7. Good transition from necessity for funding to source of funding.

 

 

8. Use of specific terms (participation fee) and then defining. Good way to inform even an intelligent reader as well as those more unaware.

 

9. What about the poor students that participate but can't afford the participation fee? Address this issue.

 

 

 

10. Nice use of examples to explain and clarify your point. Answers questions about how the process works.

11. Good transition.

 

 

 

12. Careful about blanket statements. Teachers in private schools are not always required to be certified by the state in which they are teaching…

 

13. Once again, good use of vocabulary. Voucher may not be a term people are familiar with, but in order to inform your reader you should always use and explain these terms.

 

 

 

 

 

 

14. Remember that while many private schools have a religious affiliation, not all do. Some are based on class, race, etc. (blanket statement)

 

 

15. Good textual support. Shows understanding of the material and the ability to cite the source.

 

 

16. Seems to suggest that the voucher system creates excessive entanglement. Don't be afraid to simply state, I believe the voucher system creates excessive entanglement.

 

 

 

 

 

17. Transition is lacking. Jumps from religion in the schools to curriculum control and national standards.

 

 

 

18. Suggested revision: …students in their district need to be productive in their community. (don't be so general, give details)

 

19. Good use of transition tying No Child Left Behind to the educational situation in Texas.

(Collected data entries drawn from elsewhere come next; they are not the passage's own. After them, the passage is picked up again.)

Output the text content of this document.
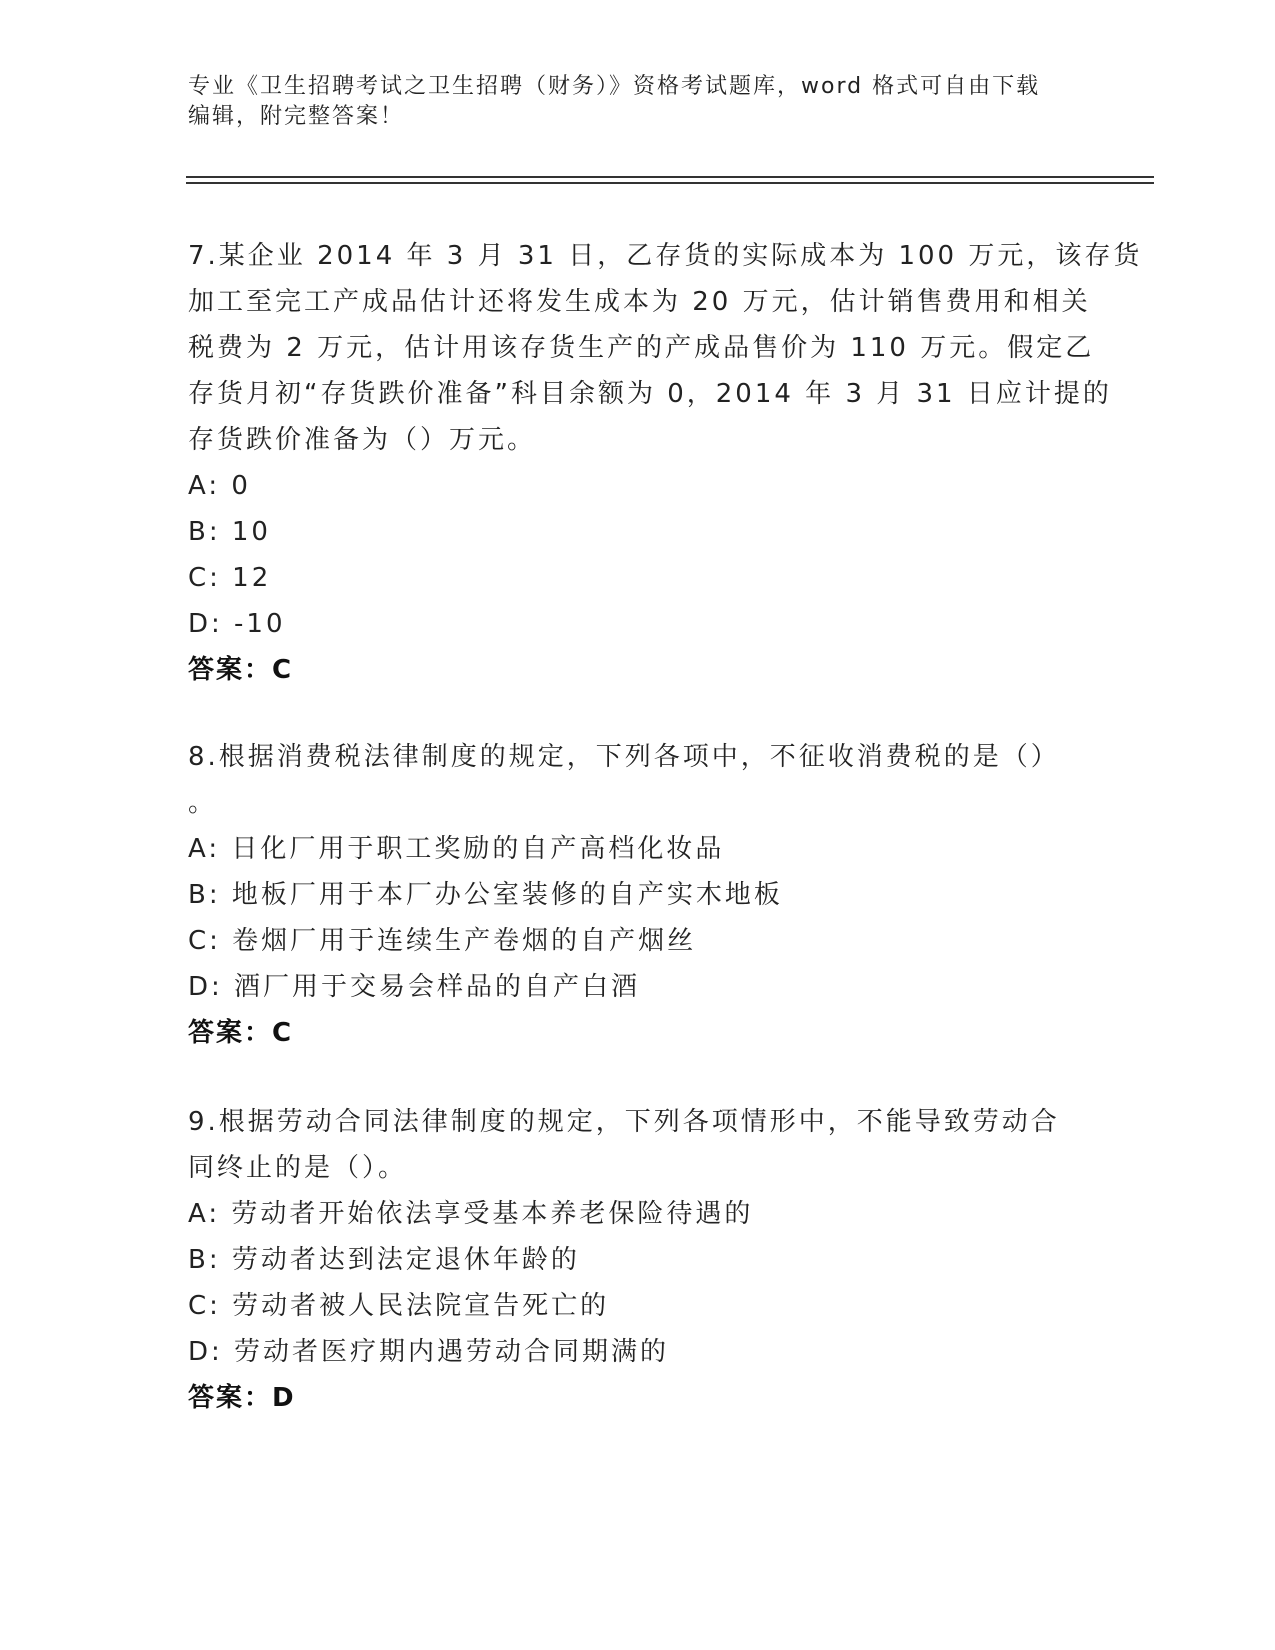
专业《卫生招聘考试之卫生招聘（财务）》资格考试题库，word 格式可自由下载
编辑，附完整答案！
7.某企业 2014 年 3 月 31 日，乙存货的实际成本为 100 万元，该存货
加工至完工产成品估计还将发生成本为 20 万元，估计销售费用和相关
税费为 2 万元，估计用该存货生产的产成品售价为 110 万元。假定乙
存货月初“存货跌价准备”科目余额为 0，2014 年 3 月 31 日应计提的
存货跌价准备为（）万元。
A: 0
B: 10
C: 12
D: -10
答案：C
8.根据消费税法律制度的规定，下列各项中，不征收消费税的是（）
。
A: 日化厂用于职工奖励的自产高档化妆品
B: 地板厂用于本厂办公室装修的自产实木地板
C: 卷烟厂用于连续生产卷烟的自产烟丝
D: 酒厂用于交易会样品的自产白酒
答案：C
9.根据劳动合同法律制度的规定，下列各项情形中，不能导致劳动合
同终止的是（）。
A: 劳动者开始依法享受基本养老保险待遇的
B: 劳动者达到法定退休年龄的
C: 劳动者被人民法院宣告死亡的
D: 劳动者医疗期内遇劳动合同期满的
答案：D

20. Suggested revision: The educational system in Texas depends largely on standardized tests. (more direct statement for the beginning of the new paragraph)

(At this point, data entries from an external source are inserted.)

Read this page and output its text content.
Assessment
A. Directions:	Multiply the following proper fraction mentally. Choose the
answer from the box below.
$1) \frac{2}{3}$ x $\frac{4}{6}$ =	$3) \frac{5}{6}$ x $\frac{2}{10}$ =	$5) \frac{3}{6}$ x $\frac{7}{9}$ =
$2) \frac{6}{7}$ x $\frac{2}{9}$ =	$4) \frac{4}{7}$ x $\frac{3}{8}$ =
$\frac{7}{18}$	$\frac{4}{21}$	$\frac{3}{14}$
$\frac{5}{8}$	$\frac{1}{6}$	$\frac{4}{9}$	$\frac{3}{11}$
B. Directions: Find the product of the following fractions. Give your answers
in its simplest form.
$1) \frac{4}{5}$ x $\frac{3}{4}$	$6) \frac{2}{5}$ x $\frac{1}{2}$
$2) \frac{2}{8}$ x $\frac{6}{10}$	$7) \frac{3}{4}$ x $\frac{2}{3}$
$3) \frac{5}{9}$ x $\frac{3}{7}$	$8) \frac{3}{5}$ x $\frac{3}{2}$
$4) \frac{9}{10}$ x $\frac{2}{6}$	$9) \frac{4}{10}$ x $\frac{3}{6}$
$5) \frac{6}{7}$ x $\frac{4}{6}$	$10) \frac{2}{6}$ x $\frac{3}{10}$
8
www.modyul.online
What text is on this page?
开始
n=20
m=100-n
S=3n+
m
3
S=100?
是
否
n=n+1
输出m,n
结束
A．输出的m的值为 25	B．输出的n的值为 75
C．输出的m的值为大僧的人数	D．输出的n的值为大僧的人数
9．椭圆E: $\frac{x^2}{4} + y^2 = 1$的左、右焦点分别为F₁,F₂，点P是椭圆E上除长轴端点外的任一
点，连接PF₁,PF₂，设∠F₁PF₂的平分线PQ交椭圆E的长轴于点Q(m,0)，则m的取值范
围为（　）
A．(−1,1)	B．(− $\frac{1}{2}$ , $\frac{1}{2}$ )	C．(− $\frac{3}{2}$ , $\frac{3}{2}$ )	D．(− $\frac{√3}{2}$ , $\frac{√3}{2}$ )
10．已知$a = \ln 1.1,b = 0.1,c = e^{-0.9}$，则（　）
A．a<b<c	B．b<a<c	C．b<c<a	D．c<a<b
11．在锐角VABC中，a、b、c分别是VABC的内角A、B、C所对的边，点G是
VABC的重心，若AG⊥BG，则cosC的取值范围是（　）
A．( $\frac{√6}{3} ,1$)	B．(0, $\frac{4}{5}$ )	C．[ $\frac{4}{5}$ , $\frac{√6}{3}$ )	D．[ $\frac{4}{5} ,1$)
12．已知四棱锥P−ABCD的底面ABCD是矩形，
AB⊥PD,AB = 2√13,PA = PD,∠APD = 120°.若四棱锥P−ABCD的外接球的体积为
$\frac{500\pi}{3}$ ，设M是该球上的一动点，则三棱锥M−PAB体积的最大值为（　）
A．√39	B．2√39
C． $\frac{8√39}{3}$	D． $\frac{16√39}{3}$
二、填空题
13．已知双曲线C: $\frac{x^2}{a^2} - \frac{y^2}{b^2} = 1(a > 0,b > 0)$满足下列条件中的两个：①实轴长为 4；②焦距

21. Details- usually students are given more than one opportunity to pass the test.

 

22. Details- The new version of old legislation passed by…

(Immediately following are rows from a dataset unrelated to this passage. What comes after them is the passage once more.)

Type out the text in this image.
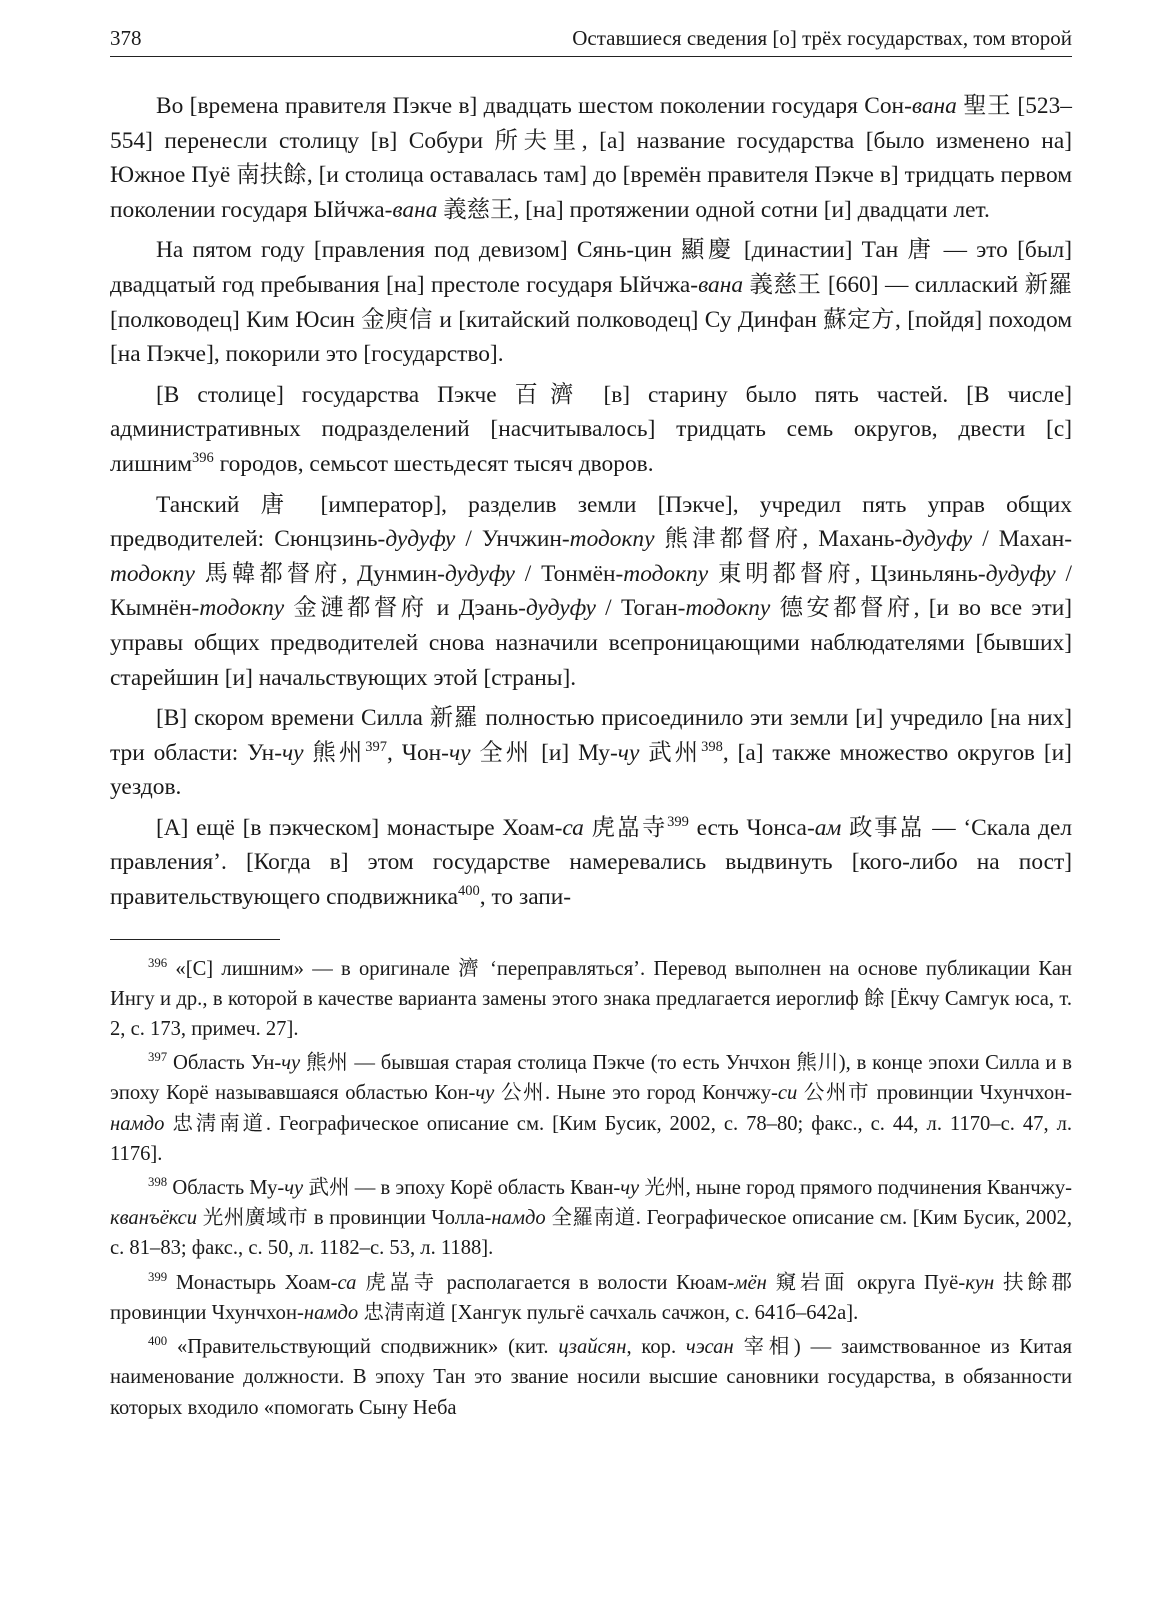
378	Оставшиеся сведения [о] трёх государствах, том второй

Во [времена правителя Пэкче в] двадцать шестом поколении государя Сон-вана 聖王 [523–554] перенесли столицу [в] Собури 所夫里, [а] название государства [было изменено на] Южное Пуё 南扶餘, [и столица оставалась там] до [времён правителя Пэкче в] тридцать первом поколении государя Ыйчжа-вана 義慈王, [на] протяжении одной сотни [и] двадцати лет.

На пятом году [правления под девизом] Сянь-цин 顯慶 [династии] Тан 唐 — это [был] двадцатый год пребывания [на] престоле государя Ыйчжа-вана 義慈王 [660] — силлаский 新羅 [полководец] Ким Юсин 金庾信 и [китайский полководец] Су Динфан 蘇定方, [пойдя] походом [на Пэкче], покорили это [государство].

[В столице] государства Пэкче 百濟 [в] старину было пять частей. [В числе] административных подразделений [насчитывалось] тридцать семь округов, двести [с] лишним$^{396}$ городов, семьсот шестьдесят тысяч дворов.

Танский 唐 [император], разделив земли [Пэкче], учредил пять управ общих предводителей: Сюнцзинь-дудуфу / Унчжин-тодокпу 熊津都督府, Махань-дудуфу / Махан-тодокпу 馬韓都督府, Дунмин-дудуфу / Тонмён-тодокпу 東明都督府, Цзиньлянь-дудуфу / Кымнён-тодокпу 金漣都督府 и Дэань-дудуфу / Тоган-тодокпу 德安都督府, [и во все эти] управы общих предводителей снова назначили всепроницающими наблюдателями [бывших] старейшин [и] начальствующих этой [страны].

[В] скором времени Силла 新羅 полностью присоединило эти земли [и] учредило [на них] три области: Ун-чу 熊州$^{397}$, Чон-чу 全州 [и] Му-чу 武州$^{398}$, [а] также множество округов [и] уездов.

[А] ещё [в пэкческом] монастыре Хоам-са 虎嵓寺$^{399}$ есть Чонса-ам 政事嵓 — ‘Скала дел правления’. [Когда в] этом государстве намеревались выдвинуть [кого-либо на пост] правительствующего сподвижника$^{400}$, то запи-

$^{396}$ «[С] лишним» — в оригинале 濟 ‘переправляться’. Перевод выполнен на основе публикации Кан Ингу и др., в которой в качестве варианта замены этого знака предлагается иероглиф 餘 [Ёкчу Самгук юса, т. 2, с. 173, примеч. 27].

$^{397}$ Область Ун-чу 熊州 — бывшая старая столица Пэкче (то есть Унчхон 熊川), в конце эпохи Силла и в эпоху Корё называвшаяся областью Кон-чу 公州. Ныне это город Кончжу-си 公州市 провинции Чхунчхон-намдо 忠淸南道. Географическое описание см. [Ким Бусик, 2002, с. 78–80; факс., с. 44, л. 1170–с. 47, л. 1176].

$^{398}$ Область Му-чу 武州 — в эпоху Корё область Кван-чу 光州, ныне город прямого подчинения Кванчжу-кванъёкси 光州廣域市 в провинции Чолла-намдо 全羅南道. Географическое описание см. [Ким Бусик, 2002, с. 81–83; факс., с. 50, л. 1182–с. 53, л. 1188].

$^{399}$ Монастырь Хоам-са 虎嵓寺 располагается в волости Кюам-мён 窺岩面 округа Пуё-кун 扶餘郡 провинции Чхунчхон-намдо 忠淸南道 [Хангук пульгё сачхаль сачжон, с. 641б–642а].

$^{400}$ «Правительствующий сподвижник» (кит. цзайсян, кор. чэсан 宰相) — заимствованное из Китая наименование должности. В эпоху Тан это звание носили высшие сановники государства, в обязанности которых входило «помогать Сыну Неба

23. This sentence is a bit unclear and difficult to follow. Suggested revision: However, they look at the test scores of all students in a particular grade, not at the individual students, so…

24. Good example, make connections for the reader.

 

 

25. Good textual support and citation in this paragraph to set up the point you will make in the next sentence.

 

26. This paragraph is excellent. Each of the four controls is explained at the beginning and then you do a wonderful job of debunking each and every one of the controls individually. By singling out each of the controls you illustrate your point perfectly, showing that while the desired goal may seem good, it is impossible to achieve all four at the same time.

27. Lacking transition

 

 

 

 

 

 

28. This paragraph doesn't seem to fit in with the rest of the paper. Curriculum design hasn't been mentioned yet. Consider removing it, or simply explain with one or two sentences why it has included.

 

 

29. Good conclusion. Brings in all the important, main aspects of the paper and ties in the theory of controversy introduced in the introduction.

 

 

30. Excellent reflections on a variety of issues. I appreciate the clarity of thought present in your writing.

31. Important not to forget to give credit where due and include your works cited. Well done.

32. This is an excellently written paper. Most of the time students score in the B column on the rubric for both the understanding of texts and discussion, and the idea development categories. The reason that this paper was scored in the A column is because of the clarity of the writing and the overall organization. Everything that the paper will discuss is laid out in the first few paragraphs and goes from there. The overall flow of the paper is wonderful, although there were a few transitions that needed work. Otherwise, the paper was nearly error free grammatically which makes it much easier to read. The textual support was embedded very well and showed that the student knew exactly what information they were getting from the book and how to relate it to the argument they were making. Very rarely will a student turn in work of this caliber. Most of the time students have a good general idea and a good basis, but some aspect is usually lacking. Many students forget to make the connecting of the applicability to teaching. They make a good point and support it, but forget to give the reasoning it applies to teaching. Overall, an excellent paper with wonderful organization.